Ерошей занялись реаниматоры.
Герой космоса Дрема |
После инфузионной терапии и интенсивного обогрева у него наконец появились рефлексы, он заморгал глазами, задвигал головой. Люди вздохнули с облегчением - самое страшное для Ероши позади. В это время монтажники отсоединили капсулу со всевозможной мелкой живностью по совместному эксперименту ИМБП с Европейским космическим агентством. Она сразу очутилась в руках ответственного исполнителя Алексея Алпатова.
Возле палатки нас ждали насквозь промерзшие Новиков и Бакулин. Они помогли погрузить "Биос", контейнеры, оборудование, а самое главное - ящик с крысами в УАЗ. Нужно было немедленно возвращаться в аэропорт и скорее лететь обратно.

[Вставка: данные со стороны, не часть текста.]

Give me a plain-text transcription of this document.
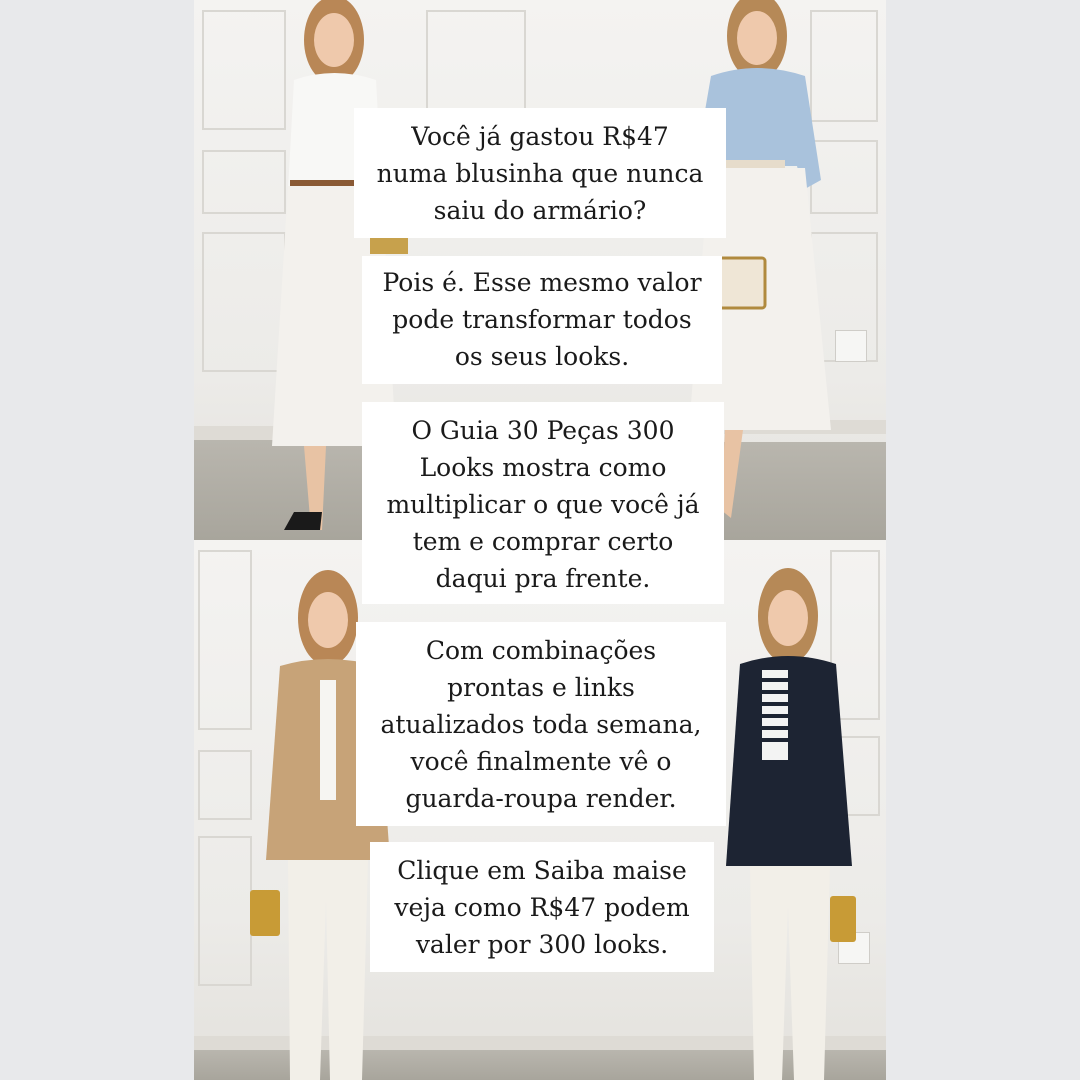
Você já gastou R$47
numa blusinha que nunca
saiu do armário?
Pois é. Esse mesmo valor
pode transformar todos
os seus looks.
O Guia 30 Peças 300
Looks mostra como
multiplicar o que você já
tem e comprar certo
daqui pra frente.
Com combinações
prontas e links
atualizados toda semana,
você finalmente vê o
guarda-roupa render.
Clique em Saiba maise
veja como R$47 podem
valer por 300 looks.
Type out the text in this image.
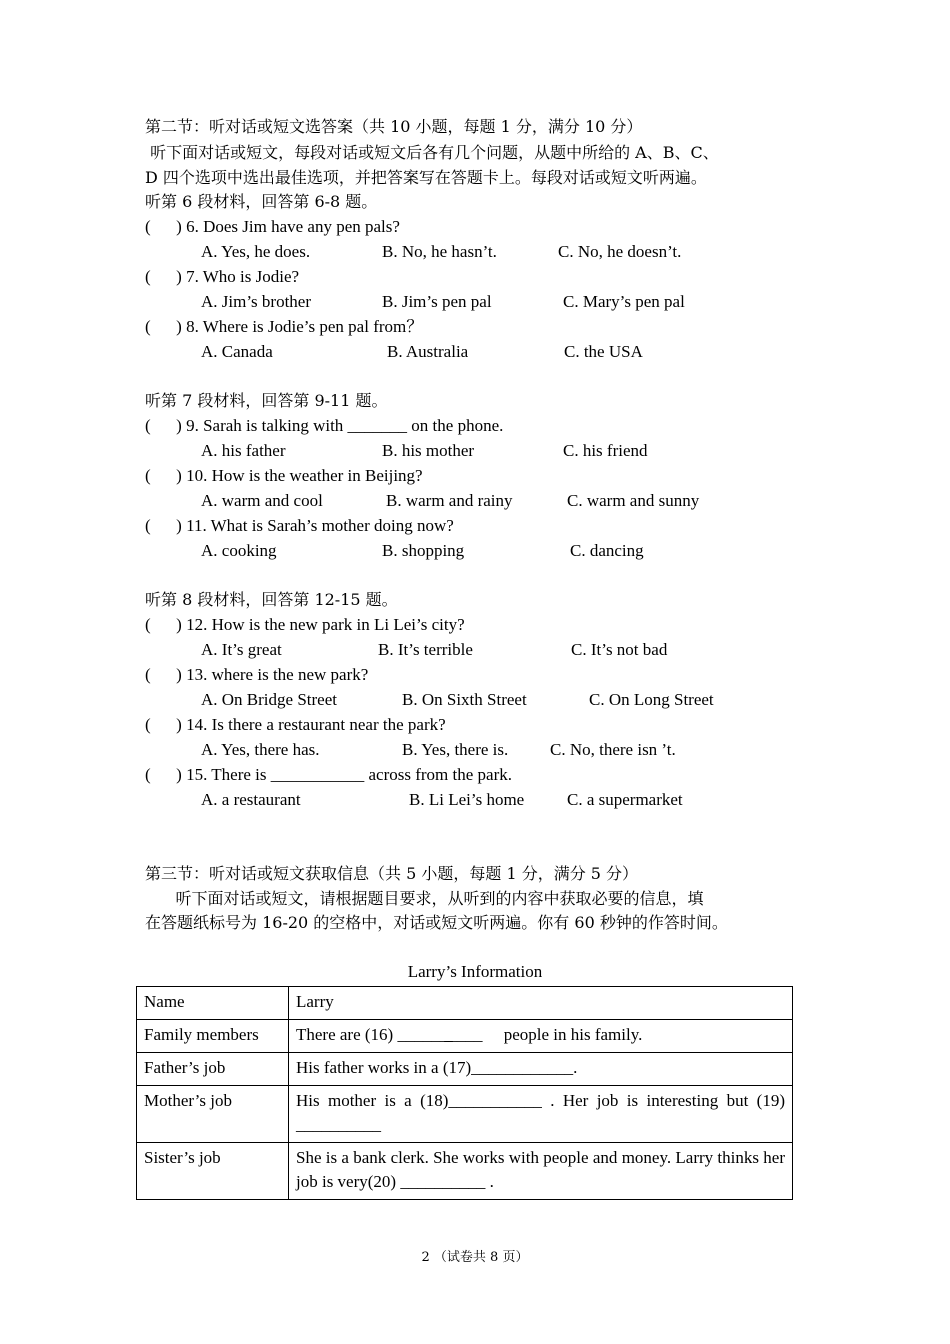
第二节：听对话或短文选答案（共 10 小题，每题 1 分，满分 10 分）
听下面对话或短文，每段对话或短文后各有几个问题，从题中所给的 A、B、C、
D 四个选项中选出最佳选项，并把答案写在答题卡上。每段对话或短文听两遍。
听第 6 段材料，回答第 6-8 题。
(      ) 6. Does Jim have any pen pals?
A. Yes, he does.	B. No, he hasn’t.	C. No, he doesn’t.
(      ) 7. Who is Jodie?
A. Jim’s brother	B. Jim’s pen pal	C. Mary’s pen pal
(      ) 8. Where is Jodie’s pen pal from？
A. Canada	B. Australia	C. the USA
听第 7 段材料，回答第 9-11 题。
(      ) 9. Sarah is talking with _______ on the phone.
A. his father	B. his mother	C. his friend
(      ) 10. How is the weather in Beijing?
A. warm and cool	B. warm and rainy	C. warm and sunny
(      ) 11. What is Sarah’s mother doing now?
A. cooking	B. shopping	C. dancing
听第 8 段材料，回答第 12-15 题。
(      ) 12. How is the new park in Li Lei’s city?
A. It’s great	B. It’s terrible	C. It’s not bad
(      ) 13. where is the new park?
A. On Bridge Street	B. On Sixth Street	C. On Long Street
(      ) 14. Is there a restaurant near the park?
A. Yes, there has.	B. Yes, there is. C. No, there isn ’t.
(      ) 15. There is ___________ across from the park.
A. a restaurant	B. Li Lei’s home	C. a supermarket
第三节：听对话或短文获取信息（共 5 小题，每题 1 分，满分 5 分）
听下面对话或短文，请根据题目要求，从听到的内容中获取必要的信息，填
在答题纸标号为 16-20 的空格中，对话或短文听两遍。你有 60 秒钟的作答时间。
Larry’s Information
Name	Larry
Family members	There are (16) ______̲̲____     people in his family.
Father’s job	His father works in a (17)____________.
Mother’s job	His mother is a (18)___________ . Her job is interesting but (19) __________
Sister’s job	She is a bank clerk. She works with people and money. Larry thinks her job is very(20) __________ .
2 （试卷共 8 页）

Уазик, подпрыгивая на кочках и ухая в ямы, двинулся в сторону шоссе. То, по чему мы ехали, напоминало не дорогу, а скорее поле сражения. Земля, а точнее подмерзшее болото, была перепахана колесами и гусеницами. Попадались здоровые колдобины, миновать которые можно было только на танке. Несколько машин, застрявшие напрочь, сильно смахивали на подбитую технику. Наш УАЗ отлично вписался в этот батальный пейзаж, провалившись в какую-то яму. Алексей Бакулин побежал за ПЗУ, исполнявшим теперь роль скорой технической помощи. Как только Алексей скрылся из виду, невесть откуда взявшийся "Урал" легко выдернул нашу машину из ямы. Нам ничего не оставалось, как сидеть и ждать возвращения Бакулина. Он появился минут через двадцать, лихо выскочил из люка ПЗУ, перепрыгнул в УАЗик, и мы наконец двинулись к шоссе. Там ожидал теплый автобус, который и отвез нас на аэродром.
Через час жарко натопленный самолет был в воздухе и взял курс на Кустанай. Ящик с крысами занимал почетное место бортинженера. Наше возбужденное состояние стало проходить, и мы сразу же заснули, застыв в самых, казалось бы, неудобных позах.
Последствия нештатной ситуации были ликвидированы, все самое тяжелое оказалось позади. Натужно гудя двигателями, самолет нес нас в Кустанай, где ждал новый этап работы.